Despite generating more than £100m Ebitda last year, Mecom (LSE: MEC), the European local newspaper group, is so unloved that for much of the past six months there have been no official market forecasts a classic contrarian buy signal. The business model is far better than for UK local newspaper groups. A higher proportion of sales comes from resilient subscriptions, content is higher quality, and it has made good progress in growing digital and ancillary revenues yet Mecom trades at a discount to these peers. David Montgomery has steered the group well through an advertising recession and the business is well placed for recovery. A fund-raising and asset disposals in 2009 have cut balance-sheet risk significantly, profits seem to have troughed last autumn, and total advertising revenues are stabilising.

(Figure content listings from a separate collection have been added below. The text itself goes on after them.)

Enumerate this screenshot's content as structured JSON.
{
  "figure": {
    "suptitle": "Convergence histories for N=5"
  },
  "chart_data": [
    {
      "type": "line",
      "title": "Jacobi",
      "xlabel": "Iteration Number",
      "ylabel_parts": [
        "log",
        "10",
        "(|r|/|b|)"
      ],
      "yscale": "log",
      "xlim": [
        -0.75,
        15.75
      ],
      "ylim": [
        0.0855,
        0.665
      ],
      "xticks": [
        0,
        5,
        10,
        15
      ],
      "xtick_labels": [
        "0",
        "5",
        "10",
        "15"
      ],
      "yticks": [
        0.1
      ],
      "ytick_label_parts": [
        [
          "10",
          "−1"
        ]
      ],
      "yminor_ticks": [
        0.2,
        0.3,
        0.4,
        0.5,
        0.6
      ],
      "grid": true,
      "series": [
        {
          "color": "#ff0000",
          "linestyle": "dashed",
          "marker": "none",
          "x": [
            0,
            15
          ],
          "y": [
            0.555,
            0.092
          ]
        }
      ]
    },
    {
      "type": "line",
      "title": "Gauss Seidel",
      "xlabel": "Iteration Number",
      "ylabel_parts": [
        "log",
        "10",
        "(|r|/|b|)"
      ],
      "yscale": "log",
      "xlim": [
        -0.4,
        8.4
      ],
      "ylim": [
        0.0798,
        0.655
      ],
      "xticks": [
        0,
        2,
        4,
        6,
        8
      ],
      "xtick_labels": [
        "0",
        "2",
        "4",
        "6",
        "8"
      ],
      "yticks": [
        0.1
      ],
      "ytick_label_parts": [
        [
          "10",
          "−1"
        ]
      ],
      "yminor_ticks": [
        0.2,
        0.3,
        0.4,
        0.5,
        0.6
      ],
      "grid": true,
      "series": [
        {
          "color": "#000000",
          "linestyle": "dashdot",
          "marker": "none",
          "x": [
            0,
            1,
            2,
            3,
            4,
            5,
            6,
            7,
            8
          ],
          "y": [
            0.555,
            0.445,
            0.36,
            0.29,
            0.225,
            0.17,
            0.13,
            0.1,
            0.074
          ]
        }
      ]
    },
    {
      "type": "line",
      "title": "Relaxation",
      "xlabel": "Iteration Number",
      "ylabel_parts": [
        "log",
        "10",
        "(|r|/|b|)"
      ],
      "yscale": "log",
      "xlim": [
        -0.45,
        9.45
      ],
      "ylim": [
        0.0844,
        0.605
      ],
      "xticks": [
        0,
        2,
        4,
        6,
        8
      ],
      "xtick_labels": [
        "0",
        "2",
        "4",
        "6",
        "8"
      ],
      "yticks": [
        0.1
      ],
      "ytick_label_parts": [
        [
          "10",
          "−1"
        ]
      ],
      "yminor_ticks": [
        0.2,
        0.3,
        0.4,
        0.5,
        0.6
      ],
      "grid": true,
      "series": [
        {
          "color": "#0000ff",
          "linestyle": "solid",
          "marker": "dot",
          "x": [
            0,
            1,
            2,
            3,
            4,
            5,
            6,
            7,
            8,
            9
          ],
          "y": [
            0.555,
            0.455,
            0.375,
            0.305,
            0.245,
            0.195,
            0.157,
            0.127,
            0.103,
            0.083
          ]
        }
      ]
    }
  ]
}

Using the modest EV/sales or EV/Ebitda multiples achieved by the disposals in early 2009 implies a target share price of more than 530p.

Stuart Widdowson

Stuart is a professional investor and Managing Partner at Odyssean Capital LLP. Prior to this, Stuart was a fund manager of strategic funds at GVQ Investment Management Limited for just over 10 years and then he spent 6 months as a partner at Harwood Capital to establish a new fund management business. He has been at Odyssean Capital LLP for just over 5 years and he has contributed to MoneyWeek’s share tips.